Jürgen Reents, Chefredakteur des Neuen Deutschland, erklärte hingegen fast schon resigniert, wie schwierig es sei, zu vermitteln, dass die Verstaatlichung von Banken, wie sie derzeit diskutiert wird, in seinem Blatt nicht euphorisch gefeiert wird. „Die Debatte, die wir momentan haben, die Begriffe von Verstaatlichung, von Enteignung, von Vergesellschaftung – das ist doch ein Irrwitz“, so Reents. „Was momentan stattfindet, ist der Einkauf von Verlusten, der Einkauf von Schrott, die Ausgabe von Steuergeldern für längst dahin geflossene Werte.“ Das habe nichts damit zu tun, was jemals in der linken Debatte über Vergesellschaftung gedacht worden sei. Doch wie Alternativen vermitteln? Man stehe fassungslos vor der neuen Situation und müsse neu sortieren, was es an linken Überlegungen gegeben habe, die vergessen worden seien. Reents äußerte die Hoffnung, dass eine Zusammenlegung von Ressourcen in der linken Publizistikszene helfen könnte. Man müsse überlegen, ob man mehr voneinander profitieren könne, „was aber voraussetzt, dass diese Medien sich untereinander wahrnehmen“, so der ND-Chefredakteur.
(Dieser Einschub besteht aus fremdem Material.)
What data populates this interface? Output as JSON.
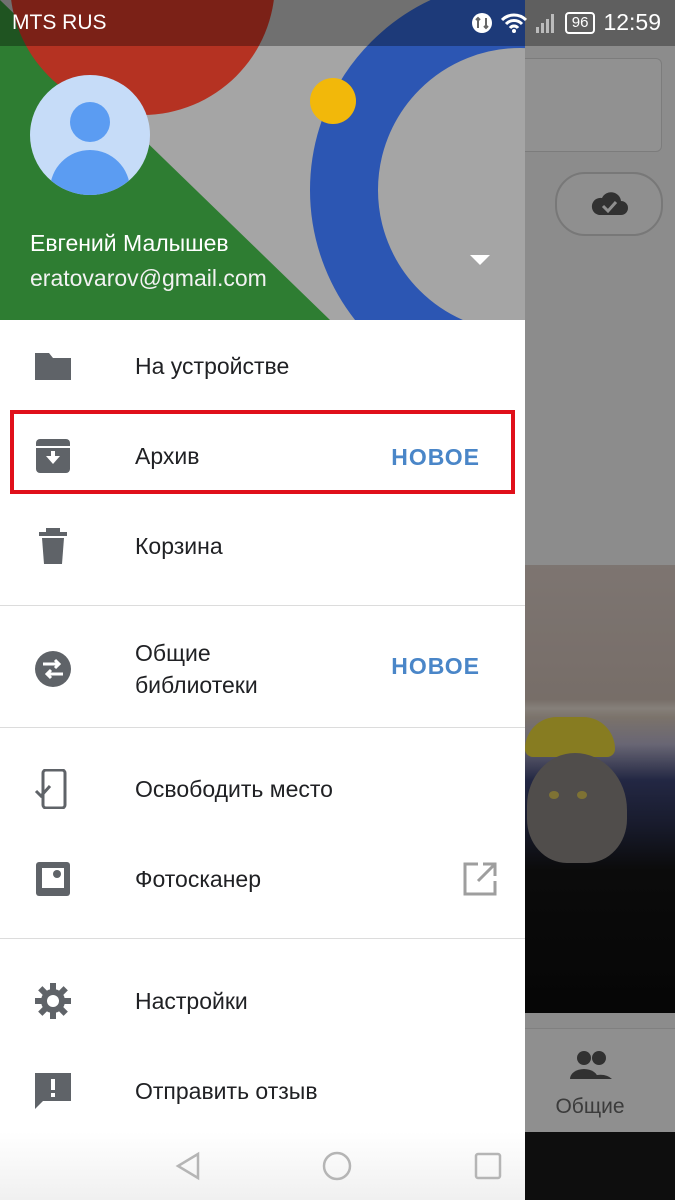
{
  "status_bar": {
    "carrier": "MTS RUS",
    "battery": "96",
    "time": "12:59",
    "icons": [
      "data-sync-icon",
      "wifi-icon",
      "signal-icon",
      "battery-icon"
    ]
  },
  "background": {
    "bottom_tab_label": "Общие"
  },
  "drawer": {
    "header": {
      "user_name": "Евгений Малышев",
      "email": "eratovarov@gmail.com"
    },
    "items": [
      {
        "label": "На устройстве",
        "icon": "folder-icon"
      },
      {
        "label": "Архив",
        "icon": "archive-icon",
        "badge": "НОВОЕ"
      },
      {
        "label": "Корзина",
        "icon": "trash-icon"
      },
      {
        "label": "Общие библиотеки",
        "icon": "shared-libraries-icon",
        "badge": "НОВОЕ"
      },
      {
        "label": "Освободить место",
        "icon": "free-up-space-icon"
      },
      {
        "label": "Фотосканер",
        "icon": "photoscan-icon"
      },
      {
        "label": "Настройки",
        "icon": "settings-icon"
      },
      {
        "label": "Отправить отзыв",
        "icon": "feedback-icon"
      }
    ]
  },
  "colors": {
    "highlight": "#e0101a",
    "badge": "#4a86c8",
    "header_green": "#2e7d32",
    "header_red": "#b53222",
    "header_blue": "#2c56b3",
    "header_yellow": "#f2b80a"
  }
}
Anderen Blättern fällt es offenbar leichter, wichtige Themen auf den Punkt zu bringen. Denn, so räumte taz-Chefin Mika ein, sie finde sehr wohl gute Analysen in der Presse – allerdings in der politisch nicht ganz so linken Konkurrenz wie etwa der Financial Times Deutschland. Und Wolfgang Storz setzte nach: „Wenn ich das Handelsblatt lese, weiß ich über die Wirtschaftskrise mehr, als wenn ich die taz lese.“ Problematisch für die linke Publizistik; dem kritischen Leser dagegen dürfte es in Zeiten des Internets relativ egal sein, wo er seine Informationen findet. „Jeder gute Artikel, egal, wo er erscheint, ist sinnvoll, weil er über das Internet endlos weiterverbreitet werden kann und auf diese Information kommt es an. Das ist der entscheidende Punkt“, so Storz.